The majority of the collections that I have released now are only Haute Couture collections; we’ve never seen something from Mugo Mugo that is considered ready-to-wear, although that is coming. I feel like the past two years have been very important for me to just create a brand identity, and that’s why I focused solely on what you call Haute Couture.
Haute Couture is not meant to be sold; it’s meant to create an idea of escapism. It’s that moment where the designer has free rein to create their own world and allow you to step into their world and really dive into what makes the brand itself.
What drives your passion for social justice, and how do you hope to impact society through your work?

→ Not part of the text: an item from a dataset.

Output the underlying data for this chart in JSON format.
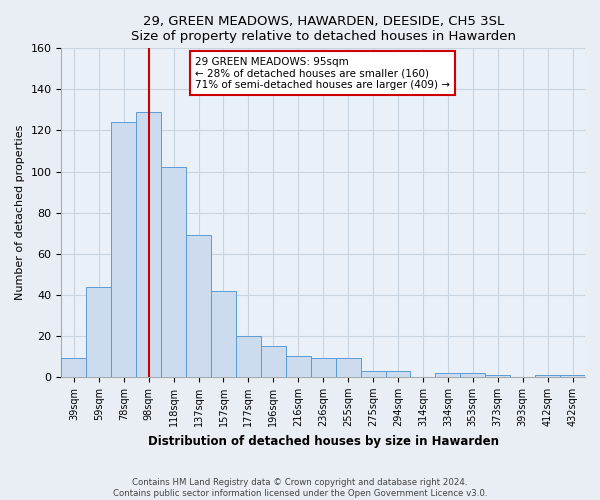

I’ll tell you a story. When I was younger, and when we first heard about Boko Haram and the Chibok girls, I think that was a devastating experience that I will carry with me for the rest of my life. To this day, every single time I see those Chibok girls around my vicinity, I always have this devastating feeling.
The fact that women are always at the center point of social justice, yet we’re often taken for granted, and we’re also the ones who bear the brunt of social punishment, I find very devastating. I feel like many people aren’t aware of it outside of Nigeria; many people aren’t aware of the struggles that women have to go through just to survive.
So, I think it’s very important for me to create that consciousness, to make sure these stories are being heard from across the world.
Even outside of my two collections that I have used for my brand, there have been previous collections that I had designed while in school, and I’ve always really focused on, for example, the idea of the sexualisation of the Black female, or the male gaze, and how this has distorted the idea of how Black women should carry their hair and how Black women should be perceived with hair.
I always talk about things like this because I think that when Black women feel the need to stand up for themselves, we’re often deemed too loud, too arrogant, too proud, or very aggressive.
But nobody can say you’re being aggressive when you’re creating beautiful clothes and still passing your message across. So, I think that’s a way for me to remain smart and still get my point across.
How does your brand plan to uplift and support women, and what message do you hope to convey through your fashion?
I believe that designing for women is one thing, but being a female designer in my industry is something very exciting and bold. Although there are many female designers in Nigeria, on the global stage, men often hold top positions at fashion brands. By being a recognised female designer globally, I’m paving the way for others like me to rise and pursue their design aspirations.
Coming from a privileged background makes it easier for me to create this path, but showing others that they can succeed too is a form of empowerment.
As I mentioned earlier, I have a foundation under my name that will soon be launched, focusing on issues like domestic violence that hinder women’s empowerment. As my brand grows, I plan to invest more in these initiatives, helping women break free from challenging situations and forge their own paths.
What next for your brand, Mogu Mogu? Are there upcoming projects or collaborations?
Definitely, I have a project in the works now. I’m developing my first ready-to-wear collection, which will be the first pieces available to the public for my brand. And that’s just the next step. After that, it’s the same thing again – making more designs, continuing our Haute Couture legacy that I’ve already established, and still being able to continue with the ready-to-wear collections as well. But even after that, maybe we’ll see me very soon at Paris Fashion Week, New York Fashion Week, and Lagos Fashion Week as well. So that’s something to look forward to.